Introduction: In transplantation, the endothelial lining is the first barrier between the donor organ and recipient immune system. Damaged endothelium exposes extracellular matrix (ECM) molecules that can aggravate inflammation and cause graft rejection. Preservation and restoration of the endothelial barrier function is thus crucial for the normal performance of the kidney vascular system after transplantation. Here we prove that re-endothelialization of acellular blood vessels using patient derived kidney-vein endothelial cells (EC) restores both the vascular barrier function and innate immune function of the endothelium.

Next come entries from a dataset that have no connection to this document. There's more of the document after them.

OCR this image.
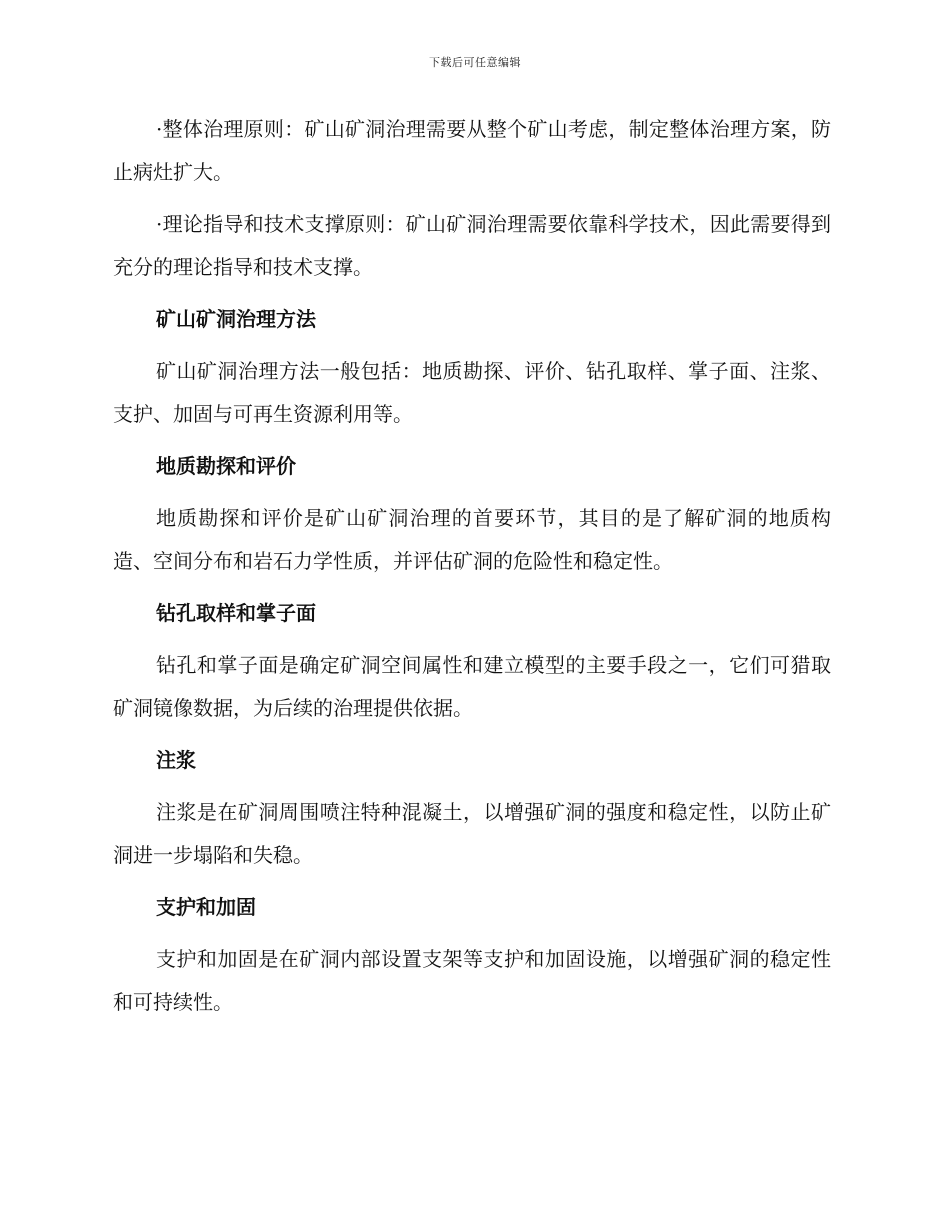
下载后可任意编辑

·整体治理原则：矿山矿洞治理需要从整个矿山考虑，制定整体治理方案，防止病灶扩大。

·理论指导和技术支撑原则：矿山矿洞治理需要依靠科学技术，因此需要得到充分的理论指导和技术支撑。

矿山矿洞治理方法

矿山矿洞治理方法一般包括：地质勘探、评价、钻孔取样、掌子面、注浆、支护、加固与可再生资源利用等。

地质勘探和评价

地质勘探和评价是矿山矿洞治理的首要环节，其目的是了解矿洞的地质构造、空间分布和岩石力学性质，并评估矿洞的危险性和稳定性。

钻孔取样和掌子面

钻孔和掌子面是确定矿洞空间属性和建立模型的主要手段之一，它们可猎取矿洞镜像数据，为后续的治理提供依据。

注浆

注浆是在矿洞周围喷注特种混凝土，以增强矿洞的强度和稳定性，以防止矿洞进一步塌陷和失稳。

支护和加固

支护和加固是在矿洞内部设置支架等支护和加固设施，以增强矿洞的稳定性和可持续性。
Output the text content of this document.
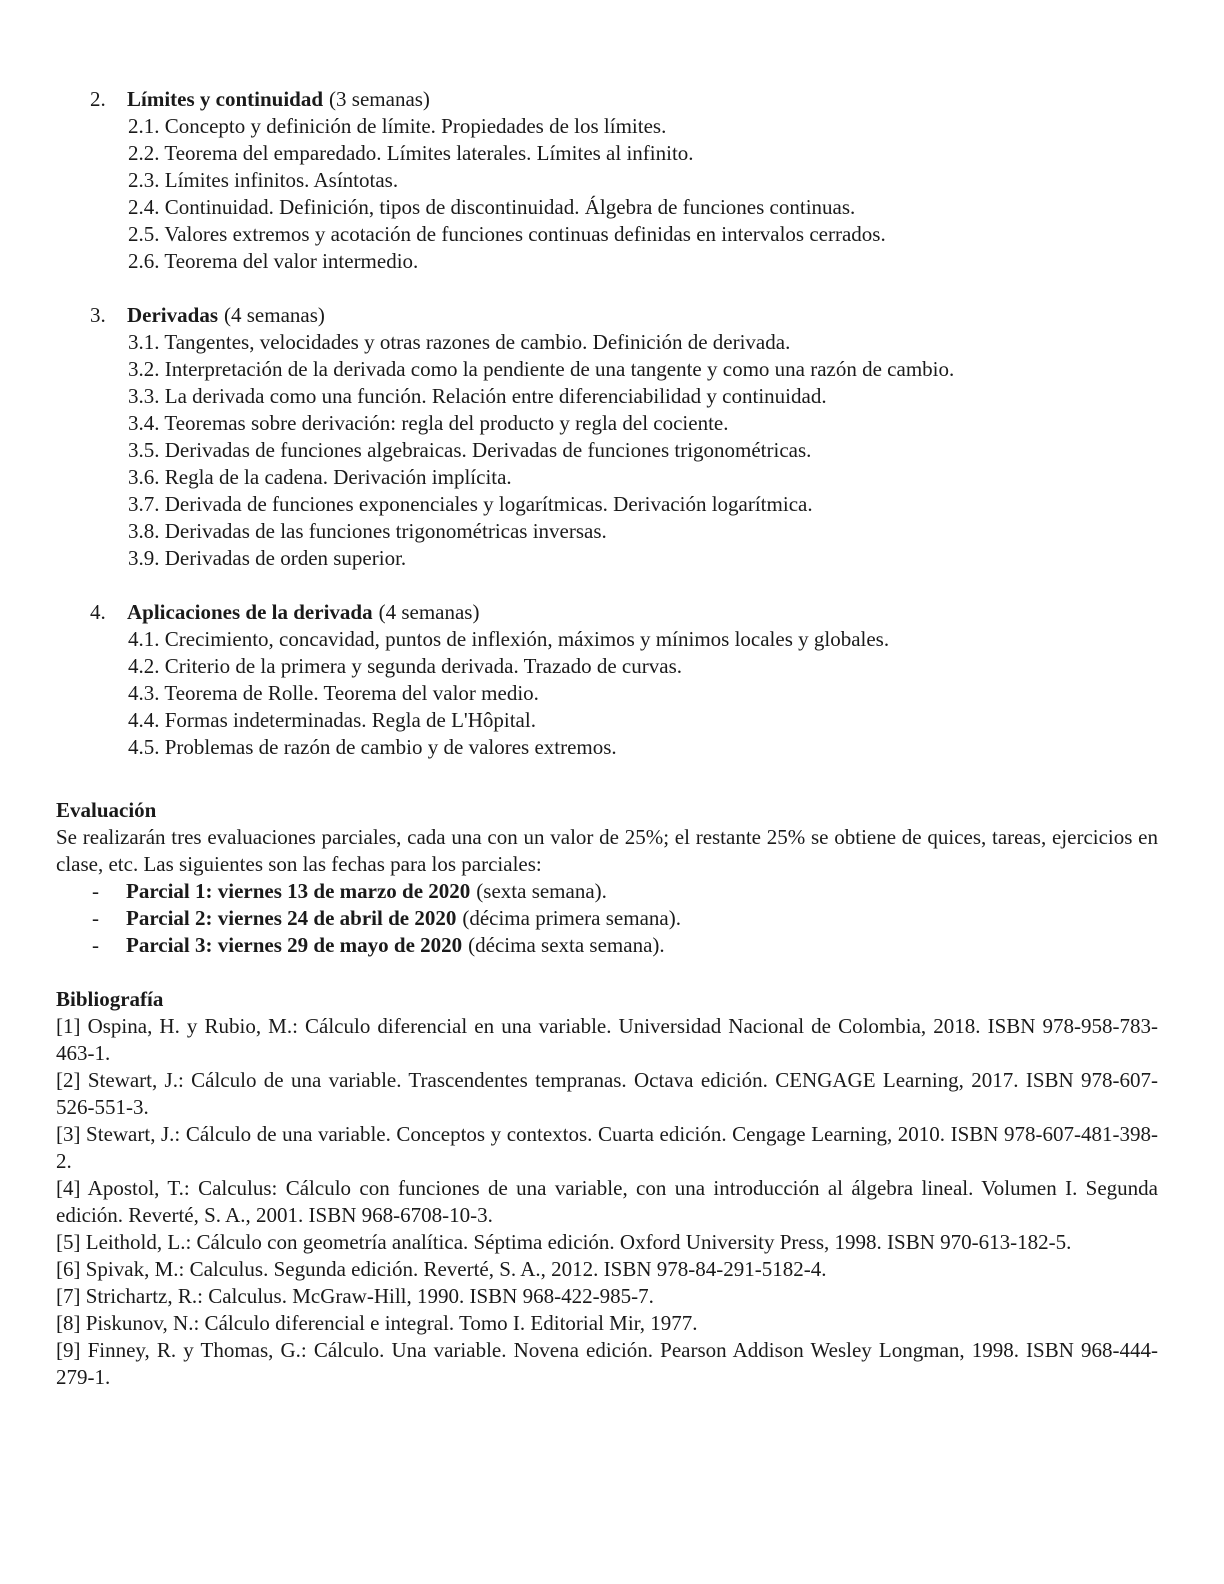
2.	Límites y continuidad (3 semanas)
2.1. Concepto y definición de límite. Propiedades de los límites.
2.2. Teorema del emparedado. Límites laterales. Límites al infinito.
2.3. Límites infinitos. Asíntotas.
2.4. Continuidad. Definición, tipos de discontinuidad. Álgebra de funciones continuas.
2.5. Valores extremos y acotación de funciones continuas definidas en intervalos cerrados.
2.6. Teorema del valor intermedio.
3.	Derivadas (4 semanas)
3.1. Tangentes, velocidades y otras razones de cambio. Definición de derivada.
3.2. Interpretación de la derivada como la pendiente de una tangente y como una razón de cambio.
3.3. La derivada como una función. Relación entre diferenciabilidad y continuidad.
3.4. Teoremas sobre derivación: regla del producto y regla del cociente.
3.5. Derivadas de funciones algebraicas. Derivadas de funciones trigonométricas.
3.6. Regla de la cadena. Derivación implícita.
3.7. Derivada de funciones exponenciales y logarítmicas. Derivación logarítmica.
3.8. Derivadas de las funciones trigonométricas inversas.
3.9. Derivadas de orden superior.
4.	Aplicaciones de la derivada (4 semanas)
4.1. Crecimiento, concavidad, puntos de inflexión, máximos y mínimos locales y globales.
4.2. Criterio de la primera y segunda derivada. Trazado de curvas.
4.3. Teorema de Rolle. Teorema del valor medio.
4.4. Formas indeterminadas. Regla de L'Hôpital.
4.5. Problemas de razón de cambio y de valores extremos.
Evaluación
Se realizarán tres evaluaciones parciales, cada una con un valor de 25%; el restante 25% se obtiene de quices, tareas, ejercicios en clase, etc. Las siguientes son las fechas para los parciales:
-	Parcial 1: viernes 13 de marzo de 2020 (sexta semana).
-	Parcial 2: viernes 24 de abril de 2020 (décima primera semana).
-	Parcial 3: viernes 29 de mayo de 2020 (décima sexta semana).
Bibliografía
[1] Ospina, H. y Rubio, M.: Cálculo diferencial en una variable. Universidad Nacional de Colombia, 2018. ISBN 978-958-783-463-1.
[2] Stewart, J.: Cálculo de una variable. Trascendentes tempranas. Octava edición. CENGAGE Learning, 2017. ISBN 978-607-526-551-3.
[3] Stewart, J.: Cálculo de una variable. Conceptos y contextos. Cuarta edición. Cengage Learning, 2010. ISBN 978-607-481-398-2.
[4] Apostol, T.: Calculus: Cálculo con funciones de una variable, con una introducción al álgebra lineal. Volumen I. Segunda edición. Reverté, S. A., 2001. ISBN 968-6708-10-3.
[5] Leithold, L.: Cálculo con geometría analítica. Séptima edición. Oxford University Press, 1998. ISBN 970-613-182-5.
[6] Spivak, M.: Calculus. Segunda edición. Reverté, S. A., 2012. ISBN 978-84-291-5182-4.
[7] Strichartz, R.: Calculus. McGraw-Hill, 1990. ISBN 968-422-985-7.
[8] Piskunov, N.: Cálculo diferencial e integral. Tomo I. Editorial Mir, 1977.
[9] Finney, R. y Thomas, G.: Cálculo. Una variable. Novena edición. Pearson Addison Wesley Longman, 1998. ISBN 968-444-279-1.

Methods: Human common iliac veins (CIV) (n=19) from deceased healthy donors were decellularized by submersion in Triton X-100 (4%), ammonia (1%) and DNase. Efficacy of the process was evaluated via histological analysis and quantification of DNA. The ECM protein makeup preservation was assessed via collagen and sGAG content. Decellularized CIV were subsequently repopulated with human umbilical vein endothelial cells (HUVEC) or patient derived kidney-vein EC. The re-endothelialized veins were analysed using confocal microscopy for EC confluency. Functionality of the EC barrier was analyzed using trans-endothelial electrical resistance (TEER), dextran (4 and 70 kDa) permeability and nitric oxide production (eNOS). The innate immune barrier function of recellularized scaffolds was assessed by co-culture with THP-1 monocytic cells (5:1 ratio) in a home built transmigration system.

Results: The CIV were fully decellularized, demonstrated by the complete removal of cellular components, and the removal of dsDNA (before: 83.8±29.0 , after:13.0±6.5 ng/mg). Histological integrity was preserved, as well as ECM polysaccharides and collagen. Confocal microscopy showed the formation of a confluent monolayer of cells as soon as 24 hours after seeding. After 28 days of culture repopulated CIV scaffolds remained confluent and cells expressed the proliferation marker Ki-67 and PECAM-1. At day 10, the constructs had TEER measurements above background of 15.1±12.2 Ω·cm² (n=4); reduced dextran permeability compared to decellularized CIV (2.3-fold for 4kDa and 4.7-fold for 70kDa; n=3); and showed higher nitrate and nitrite concentration compared to plastic cultures (n=4). These results indicated the restoration of a functional EC barrier. The innate immune barrier function was demonstrated by THP-1 cell adhesion (only on recellularized scaffolds) and transmigration through the EC monolayer. THP-1 differentiation into M1 inflammatory macrophages and M2 anti-inflammatory macrophages was confirmed via flow cytometry and immunohistochemistry with representative markers (CD14, CD16, CD80 and CD163).

Conclusion: We used an in-vitro ECM blood vessel model to prove functionality of recellularized human vein tissue with patient-derived kidney vein EC. Repopulated scaffolds also showed immune innate function, paving the way to future translation into clinical practice.